- Eastern Gateway Community College will in fact offer a free college program this fall, it said less than a week after closing enrollment in the initiative and telling students they shouldn't plan to receive funding from federal Pell Grants because of U.S. Department of Education concerns.
- The public institution in Ohio learned Monday afternoon it will be able to disburse Pell funding and run the Free College Benefit program, it said in a news release.
- Eastern Gateway's president, Michael Geoghegan, is still scheduled to meet with Ed Department officials Wednesday to discuss recent allegations that the free college program violates federal law by charging students who receive Title IV federal financial aid funding more than students who do not.
Eastern Gateway operates two campuses, in Steubenville and Youngstown.
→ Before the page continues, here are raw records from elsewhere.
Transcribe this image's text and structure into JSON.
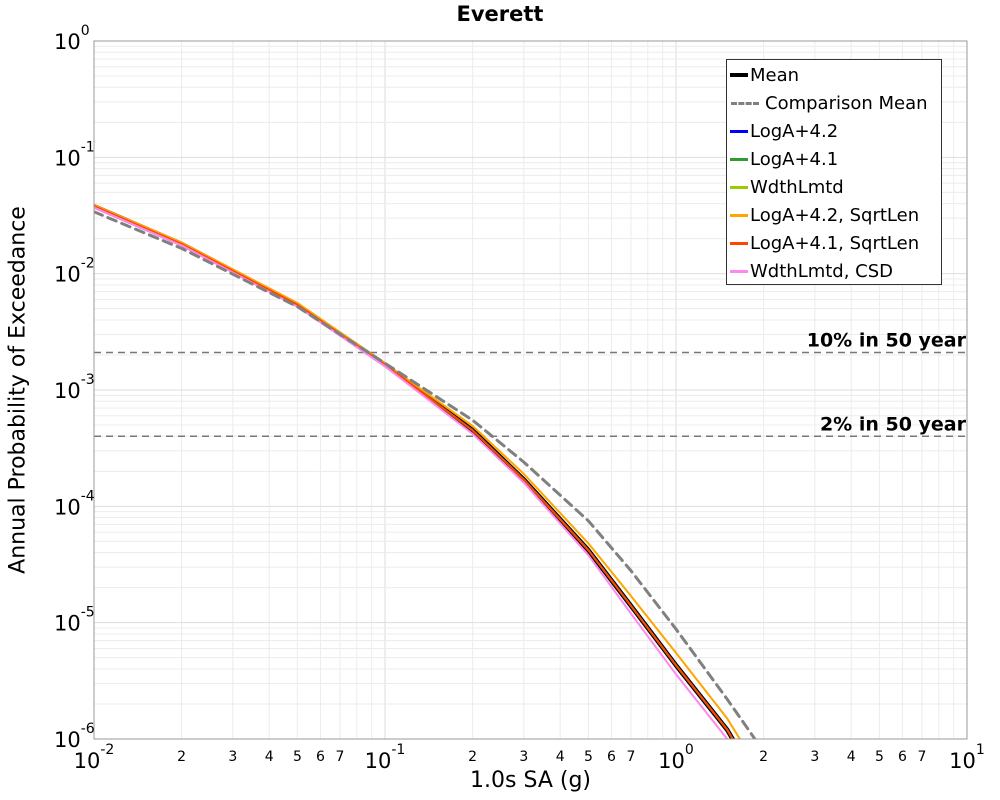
{
  "chart_data": {
    "type": "line",
    "title": "Everett",
    "xlabel": "1.0s SA (g)",
    "ylabel": "Annual Probability of Exceedance",
    "xscale": "log",
    "yscale": "log",
    "xlim": [
      0.01,
      10
    ],
    "ylim": [
      1e-06,
      1
    ],
    "grid": true,
    "legend_position": "top-right",
    "x_tick_labels": [
      {
        "value": 0.01,
        "base": "10",
        "exp": "-2"
      },
      {
        "value": 0.1,
        "base": "10",
        "exp": "-1"
      },
      {
        "value": 1,
        "base": "10",
        "exp": "0"
      },
      {
        "value": 10,
        "base": "10",
        "exp": "1"
      }
    ],
    "x_minor_tick_labels": [
      "2",
      "3",
      "4",
      "5",
      "6",
      "7"
    ],
    "y_tick_labels": [
      {
        "value": 1,
        "base": "10",
        "exp": "0"
      },
      {
        "value": 0.1,
        "base": "10",
        "exp": "-1"
      },
      {
        "value": 0.01,
        "base": "10",
        "exp": "-2"
      },
      {
        "value": 0.001,
        "base": "10",
        "exp": "-3"
      },
      {
        "value": 0.0001,
        "base": "10",
        "exp": "-4"
      },
      {
        "value": 1e-05,
        "base": "10",
        "exp": "-5"
      },
      {
        "value": 1e-06,
        "base": "10",
        "exp": "-6"
      }
    ],
    "reference_lines": [
      {
        "label": "10% in 50 year",
        "y": 0.0021
      },
      {
        "label": "2% in 50 year",
        "y": 0.0004
      }
    ],
    "x": [
      0.01,
      0.02,
      0.05,
      0.1,
      0.2,
      0.3,
      0.5,
      0.7,
      1.0,
      1.5,
      1.7,
      2.0
    ],
    "series": [
      {
        "name": "Mean",
        "color": "#000000",
        "dash": "solid",
        "width": 4.5,
        "values": [
          0.038,
          0.018,
          0.0054,
          0.00165,
          0.00045,
          0.00017,
          4.2e-05,
          1.4e-05,
          4.3e-06,
          1.2e-06,
          7e-07,
          null
        ]
      },
      {
        "name": "Comparison Mean",
        "color": "#808080",
        "dash": "dashed",
        "width": 3,
        "values": [
          0.034,
          0.0165,
          0.0052,
          0.0017,
          0.00055,
          0.00024,
          7.5e-05,
          2.8e-05,
          8.8e-06,
          2.2e-06,
          1.4e-06,
          7.8e-07
        ]
      },
      {
        "name": "LogA+4.2",
        "color": "#0000ff",
        "dash": "solid",
        "width": 2,
        "values": [
          0.038,
          0.018,
          0.0054,
          0.00165,
          0.00045,
          0.00017,
          4.2e-05,
          1.4e-05,
          4.3e-06,
          1.2e-06,
          7e-07,
          null
        ]
      },
      {
        "name": "LogA+4.1",
        "color": "#339933",
        "dash": "solid",
        "width": 2,
        "values": [
          0.038,
          0.018,
          0.0054,
          0.00165,
          0.00045,
          0.00017,
          4.2e-05,
          1.4e-05,
          4.3e-06,
          1.2e-06,
          7e-07,
          null
        ]
      },
      {
        "name": "WdthLmtd",
        "color": "#99cc00",
        "dash": "solid",
        "width": 2,
        "values": [
          0.038,
          0.018,
          0.0054,
          0.00165,
          0.00045,
          0.00017,
          4.2e-05,
          1.4e-05,
          4.3e-06,
          1.2e-06,
          7e-07,
          null
        ]
      },
      {
        "name": "LogA+4.2, SqrtLen",
        "color": "#ffa500",
        "dash": "solid",
        "width": 2,
        "values": [
          0.039,
          0.0185,
          0.0056,
          0.0017,
          0.00049,
          0.00019,
          4.8e-05,
          1.7e-05,
          5.5e-06,
          1.5e-06,
          9e-07,
          null
        ]
      },
      {
        "name": "LogA+4.1, SqrtLen",
        "color": "#ff4500",
        "dash": "solid",
        "width": 2,
        "values": [
          0.038,
          0.018,
          0.0054,
          0.00165,
          0.00045,
          0.00017,
          4.2e-05,
          1.4e-05,
          4.3e-06,
          1.2e-06,
          7e-07,
          null
        ]
      },
      {
        "name": "WdthLmtd, CSD",
        "color": "#ff88ee",
        "dash": "solid",
        "width": 2,
        "values": [
          0.037,
          0.0175,
          0.0052,
          0.0016,
          0.00042,
          0.00016,
          3.8e-05,
          1.2e-05,
          3.6e-06,
          1e-06,
          6e-07,
          null
        ]
      }
    ]
  }
}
It has positioned the Free College Benefit program as a last-dollar initiative made possible through partnerships with local and national unions. Last-dollar programs draw from other sources of available funding before contributing money toward students' education.
Last week, the Ed Department said the college must stop offering the program. It said Pell Grants — which go to students with high financial need — were being credited to students' bills. Then remaining charges were recorded as paid for by scholarships. The college also zeroed out bills for students who were not receiving Pell funding.
But the Ed Department said it found little scholarship funding coming from outside entities.
"EGCC is merely waiving/writing off all non-Pell/state grant charges on student accounts, and falsely making it appear that the students are being funded by outside entities," the Ed Department said in a July 18 letter. "Essentially, under this program, students who receive Pell funding are being charged for the program, but students not receiving Pell are not."
Eastern Gateway responded with its own letter, saying the Ed Department's stance suggested institution-funded scholarships are not allowed. The community college argued laws and regulations do not require scholarships to be funded by public money instead of institutional dollars.
"EGCC’s program does not charge a higher amount for Pell recipient students," said the college's letter, signed by Geoghegan, the president. "The tuition and fees are the same for both populations, and EGCC’s program simply ensures that all students can attend college free of charge, regardless of their Pell eligibility."
Eastern Gateway's fall classes start Aug. 15. Over 75,000 students have enrolled under the free college program since 2015, the college has said.
The Ed Department did not respond to a request for comment Tuesday. Eastern Gateway promised additional updates after Wednesday's meeting.